Space has launched its anonymous dragon ship on Wednesday, loaded with supplies, scientific experiments and food for the Astronauts living on the International Space Station, but failed to land the first stage of the rocket back.
"We have a great river," said John Inspector, a spacetime commentator, like the Falcon 9 Rocket Sword in the blue, sunny sky of Cape Canal, Florida, with 2500 kilos of supplies.
The mission, the 16 of SpaceX for NASA as part of a contract to transfer supplies in space, managed to reach Earth orbit, which was the main purpose of the launch.
But the first stage of the rocket did not reach its objective of securing a vertical landing on the mainland in lunch zone 1 of the base of Cape Canaveral.
After separating from the second stage and turning on their engines to return to the ground, an on-board video camera has the lunch making a turn.
Then the live broadcast is cut off.
Head of SpaceX, Elon Musk, announced soon after his Twitter account that the hydraulic pump of one of the titanium fins of the launcher had been broken.

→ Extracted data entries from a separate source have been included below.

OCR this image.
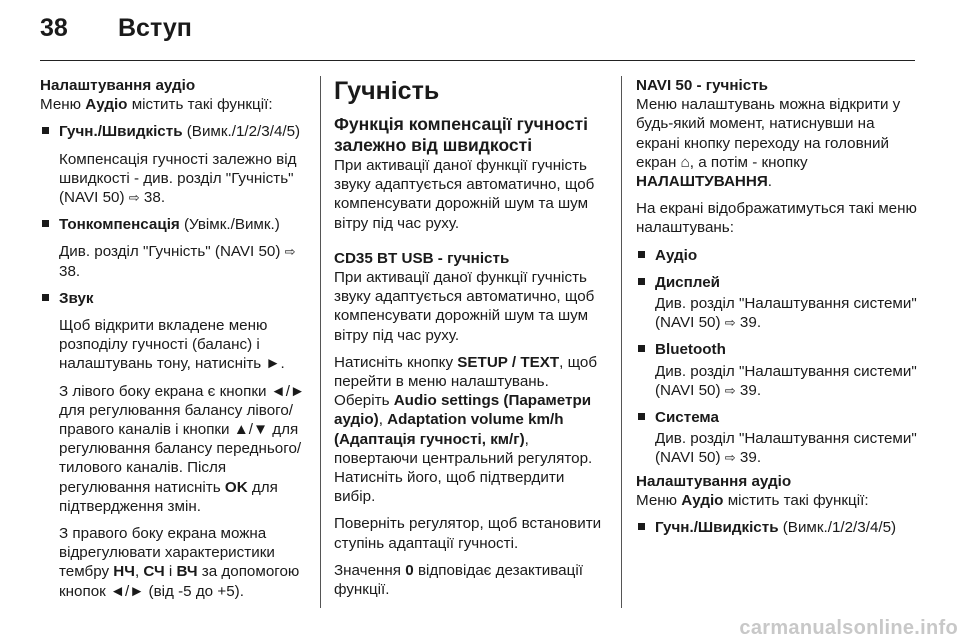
38	Вступ
Налаштування аудіо

Меню Аудіо містить такі функції:

Гучн./Швидкість (Вимк./1/2/3/4/5)

Компенсація гучності залежно від швидкості - див. розділ "Гучність" (NAVI 50) ⇨ 38.

Тонкомпенсація (Увімк./Вимк.)

Див. розділ "Гучність" (NAVI 50) ⇨ 38.

Звук

Щоб відкрити вкладене меню розподілу гучності (баланс) і налаштувань тону, натисніть ►.

З лівого боку екрана є кнопки ◄/► для регулювання балансу лівого/правого каналів і кнопки ▲/▼ для регулювання балансу переднього/тилового каналів. Після регулювання натисніть OK для підтвердження змін.

З правого боку екрана можна відрегулювати характеристики тембру НЧ, СЧ і ВЧ за допомогою кнопок ◄/► (від -5 до +5).

Гучність
Функція компенсації гучності залежно від швидкості

При активації даної функції гучність звуку адаптується автоматично, щоб компенсувати дорожній шум та шум вітру під час руху.

CD35 BT USB - гучність

При активації даної функції гучність звуку адаптується автоматично, щоб компенсувати дорожній шум та шум вітру під час руху.

Натисніть кнопку SETUP / TEXT, щоб перейти в меню налаштувань. Оберіть Audio settings (Параметри аудіо), Adaptation volume km/h (Адаптація гучності, км/г), повертаючи центральний регулятор. Натисніть його, щоб підтвердити вибір.

Поверніть регулятор, щоб встановити ступінь адаптації гучності.

Значення 0 відповідає дезактивації функції.

NAVI 50 - гучність

Меню налаштувань можна відкрити у будь-який момент, натиснувши на екрані кнопку переходу на головний екран ⌂, а потім - кнопку НАЛАШТУВАННЯ.

На екрані відображатимуться такі меню налаштувань:

Аудіо
Дисплей

Див. розділ "Налаштування системи" (NAVI 50) ⇨ 39.

Bluetooth

Див. розділ "Налаштування системи" (NAVI 50) ⇨ 39.

Система

Див. розділ "Налаштування системи" (NAVI 50) ⇨ 39.

Налаштування аудіо

Меню Аудіо містить такі функції:

Гучн./Швидкість (Вимк./1/2/3/4/5)
carmanualsonline.info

The first stage, therefore, fell into the ocean, not far from the beach.
"It can not damage and transmit data. A recovery boat is on the road," the Tycoon also wrote.
SpaceX has managed to get more than 30 of its launchers to return successfully to land and land on the ground or on a floating platform.
Initially, the release of the Dragon was scheduled for Tuesday, but it was delayed one day after discovering the mold in the mouse fuse of one of the scientific investigations to study the effect of microgravity on the immune system.
The food in poor condition was replaced before Wednesday's launch.
Other experiments among more than 250 aboard the space labs include a new type of leaf mustard that astronomy will grow in place.
The Dragon Site Capsule that flew on Wednesday has been used before, on a supply mission in February 2017. It should reach the space station on Saturday morning.